Com tudo isso, as estatísticas oficiais revelam um desemprego de 7% dos jovens. Mas, em geral, essas estatísticas incluem apenas aqueles que se deslocam até uma agência de trabalho do governo e cadastram-se na busca de ocupação. Tal registro também é necessário para a obtenção do seguro-desemprego, cujo valor é ainda menor do que o salário daqueles que estão em ocupação precária. Basta mencionar o programa intitulado “Trabalho por um euro”: muitos jovens cadastrados são convocados à agência e encaminhados para trabalhos que não condizem com a sua formação. Por exemplo, um arquiteto recém-formado recebe a indicação de trabalhar em um restaurante por 1 euro a hora! Caso não aceite, ele poderá ir perdendo o pouco do auxílio estatal que ainda tem. Por outro lado, e novamente sob pressão dos empresários, o governo mostra-se disposto a abrir o mercado alemão para atrair mão-de-obra qualificada do exterior. Mas isso ocorre apenas para determinados setores da economia e dependendo da conjuntura: a informática e a engenharia industrial são os exemplos.

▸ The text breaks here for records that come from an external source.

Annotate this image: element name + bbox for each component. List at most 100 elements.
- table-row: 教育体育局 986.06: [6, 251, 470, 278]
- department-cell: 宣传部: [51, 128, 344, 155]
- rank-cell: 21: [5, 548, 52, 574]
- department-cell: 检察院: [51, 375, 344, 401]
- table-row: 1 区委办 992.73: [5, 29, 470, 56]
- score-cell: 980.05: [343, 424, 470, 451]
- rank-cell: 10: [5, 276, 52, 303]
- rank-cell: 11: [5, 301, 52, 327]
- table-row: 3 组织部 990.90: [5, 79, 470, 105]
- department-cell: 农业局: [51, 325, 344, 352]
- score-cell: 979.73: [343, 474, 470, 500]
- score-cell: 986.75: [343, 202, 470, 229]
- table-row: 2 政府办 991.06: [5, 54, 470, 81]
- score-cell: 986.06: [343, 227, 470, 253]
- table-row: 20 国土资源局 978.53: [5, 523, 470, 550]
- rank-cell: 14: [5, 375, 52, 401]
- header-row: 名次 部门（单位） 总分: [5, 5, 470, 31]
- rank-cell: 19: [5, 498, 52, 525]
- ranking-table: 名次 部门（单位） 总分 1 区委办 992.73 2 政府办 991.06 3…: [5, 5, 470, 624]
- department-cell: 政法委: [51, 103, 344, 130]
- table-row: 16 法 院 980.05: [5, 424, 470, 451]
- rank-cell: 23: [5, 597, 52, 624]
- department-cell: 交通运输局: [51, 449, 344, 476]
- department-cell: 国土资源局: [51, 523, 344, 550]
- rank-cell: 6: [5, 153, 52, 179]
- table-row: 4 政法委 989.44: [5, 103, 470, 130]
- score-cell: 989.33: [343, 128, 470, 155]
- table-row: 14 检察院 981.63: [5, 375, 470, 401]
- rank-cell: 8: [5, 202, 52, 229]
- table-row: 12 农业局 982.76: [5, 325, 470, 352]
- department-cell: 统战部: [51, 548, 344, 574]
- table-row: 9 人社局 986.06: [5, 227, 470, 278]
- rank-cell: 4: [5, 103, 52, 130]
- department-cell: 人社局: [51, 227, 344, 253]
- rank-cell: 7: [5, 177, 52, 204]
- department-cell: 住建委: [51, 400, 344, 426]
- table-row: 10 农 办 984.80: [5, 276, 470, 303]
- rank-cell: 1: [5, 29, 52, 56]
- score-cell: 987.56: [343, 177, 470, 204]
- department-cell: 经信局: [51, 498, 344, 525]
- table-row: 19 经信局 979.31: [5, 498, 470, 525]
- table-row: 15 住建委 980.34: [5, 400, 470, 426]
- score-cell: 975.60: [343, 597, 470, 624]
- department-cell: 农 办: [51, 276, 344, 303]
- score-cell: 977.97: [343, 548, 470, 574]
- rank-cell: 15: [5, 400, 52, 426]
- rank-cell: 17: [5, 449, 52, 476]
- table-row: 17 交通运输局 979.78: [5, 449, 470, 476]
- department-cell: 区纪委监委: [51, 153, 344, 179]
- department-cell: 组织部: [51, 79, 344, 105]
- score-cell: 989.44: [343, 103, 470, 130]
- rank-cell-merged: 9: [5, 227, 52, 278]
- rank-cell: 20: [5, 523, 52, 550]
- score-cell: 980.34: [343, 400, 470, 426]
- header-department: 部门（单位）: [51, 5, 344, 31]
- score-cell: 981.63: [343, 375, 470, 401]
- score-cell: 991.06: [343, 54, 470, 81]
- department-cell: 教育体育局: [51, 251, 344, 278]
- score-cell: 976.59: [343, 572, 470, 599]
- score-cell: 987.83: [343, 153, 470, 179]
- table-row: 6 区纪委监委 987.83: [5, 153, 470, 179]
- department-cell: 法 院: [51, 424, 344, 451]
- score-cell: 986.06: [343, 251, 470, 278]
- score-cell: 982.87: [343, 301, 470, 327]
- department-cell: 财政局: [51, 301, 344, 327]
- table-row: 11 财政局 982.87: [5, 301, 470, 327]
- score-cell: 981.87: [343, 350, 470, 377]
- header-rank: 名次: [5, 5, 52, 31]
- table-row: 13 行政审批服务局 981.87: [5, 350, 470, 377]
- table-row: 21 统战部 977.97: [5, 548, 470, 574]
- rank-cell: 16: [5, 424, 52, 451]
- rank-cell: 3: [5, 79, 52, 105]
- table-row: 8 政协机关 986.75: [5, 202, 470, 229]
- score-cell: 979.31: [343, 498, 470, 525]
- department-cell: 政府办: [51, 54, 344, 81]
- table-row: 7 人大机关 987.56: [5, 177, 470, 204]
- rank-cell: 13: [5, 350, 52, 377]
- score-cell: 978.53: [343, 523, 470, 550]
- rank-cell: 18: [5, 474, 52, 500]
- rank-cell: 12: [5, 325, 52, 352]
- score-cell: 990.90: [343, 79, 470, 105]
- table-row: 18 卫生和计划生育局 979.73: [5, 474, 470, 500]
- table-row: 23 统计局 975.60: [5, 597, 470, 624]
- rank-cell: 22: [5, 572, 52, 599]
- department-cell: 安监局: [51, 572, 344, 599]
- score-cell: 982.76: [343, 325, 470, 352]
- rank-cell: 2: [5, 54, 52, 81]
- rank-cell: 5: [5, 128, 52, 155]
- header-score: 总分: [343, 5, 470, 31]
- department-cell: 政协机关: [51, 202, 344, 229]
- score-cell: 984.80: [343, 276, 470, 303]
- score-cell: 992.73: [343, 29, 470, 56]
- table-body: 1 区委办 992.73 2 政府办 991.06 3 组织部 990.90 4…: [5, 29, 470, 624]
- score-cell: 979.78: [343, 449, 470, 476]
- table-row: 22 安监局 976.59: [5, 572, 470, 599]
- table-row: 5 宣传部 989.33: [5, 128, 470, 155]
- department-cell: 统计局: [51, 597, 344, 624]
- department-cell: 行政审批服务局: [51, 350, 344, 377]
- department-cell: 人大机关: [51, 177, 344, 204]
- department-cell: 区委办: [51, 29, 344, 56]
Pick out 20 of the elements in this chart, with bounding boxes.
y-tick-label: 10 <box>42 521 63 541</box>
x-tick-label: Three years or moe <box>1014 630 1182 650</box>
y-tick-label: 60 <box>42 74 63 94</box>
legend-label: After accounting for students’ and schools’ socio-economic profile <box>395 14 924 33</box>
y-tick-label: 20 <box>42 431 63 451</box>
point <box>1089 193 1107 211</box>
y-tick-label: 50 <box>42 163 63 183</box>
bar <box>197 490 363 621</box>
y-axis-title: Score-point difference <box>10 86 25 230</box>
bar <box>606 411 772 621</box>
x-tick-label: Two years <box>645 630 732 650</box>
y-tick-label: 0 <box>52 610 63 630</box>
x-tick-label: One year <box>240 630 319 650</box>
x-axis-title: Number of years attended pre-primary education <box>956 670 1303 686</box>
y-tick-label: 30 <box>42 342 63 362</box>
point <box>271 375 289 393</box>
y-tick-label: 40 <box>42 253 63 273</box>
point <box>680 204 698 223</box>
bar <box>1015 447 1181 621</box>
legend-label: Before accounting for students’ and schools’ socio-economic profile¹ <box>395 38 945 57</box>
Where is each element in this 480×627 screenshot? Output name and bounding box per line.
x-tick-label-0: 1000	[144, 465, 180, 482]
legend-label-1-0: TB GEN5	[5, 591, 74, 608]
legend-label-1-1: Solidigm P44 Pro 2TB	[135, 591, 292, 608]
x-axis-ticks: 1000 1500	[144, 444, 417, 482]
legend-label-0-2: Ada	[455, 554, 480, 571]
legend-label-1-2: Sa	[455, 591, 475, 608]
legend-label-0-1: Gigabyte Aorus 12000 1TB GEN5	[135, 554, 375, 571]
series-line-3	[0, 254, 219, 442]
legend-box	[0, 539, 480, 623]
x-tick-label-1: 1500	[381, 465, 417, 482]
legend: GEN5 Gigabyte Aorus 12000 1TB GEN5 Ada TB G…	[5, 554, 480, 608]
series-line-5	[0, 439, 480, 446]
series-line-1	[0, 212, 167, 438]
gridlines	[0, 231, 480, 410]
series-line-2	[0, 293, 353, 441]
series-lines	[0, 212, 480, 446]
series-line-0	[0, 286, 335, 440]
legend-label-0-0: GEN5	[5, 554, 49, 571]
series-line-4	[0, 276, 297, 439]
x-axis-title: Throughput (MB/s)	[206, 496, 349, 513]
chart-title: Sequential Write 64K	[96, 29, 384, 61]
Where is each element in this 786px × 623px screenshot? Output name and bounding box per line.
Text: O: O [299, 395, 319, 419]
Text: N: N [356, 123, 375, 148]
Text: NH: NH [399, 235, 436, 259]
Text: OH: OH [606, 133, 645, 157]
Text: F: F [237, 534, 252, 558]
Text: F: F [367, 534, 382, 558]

A pesquisa indica que mais de um terço dos jovens entrevistados estão insatisfeitos com o seu trabalho atual. Isso ocorre porque ele não corresponde à sua formação profissional. Em outras palavras, para essa faixa, quanto mais qualificado for o jovem, menor é a probalidade de que encontre trabalho e salário compatíveis com sua qualificação. De todo modo, a formação educacional continua sendo um fator que potencializa a obtenção de melhor colocação no mercado de trabalho. O problema é que, como outros estudos já mostraram, é que a possibilidade de ingresso no ensino superior, por exemplo, é bem maior para aquelas famílias cujos pais já cursaram a universidade. Ou seja, para uma família de trabalhadores é mais difícil que a filha ou o filho consegua chegar até o ensino superior e obter o seu diploma.

Por fim, a pesquisa indagou como a juventude encara o seu futuro. Diante do que já foi exposto, o dado final não surpreende: 76% dos jovens vêem seu próprio futuro com insegurança. Eles reconhecem que, permanecendo as condições atuais, a sua existência futura será marcada por maiores dificuldades e problemas no trabalho e na vida.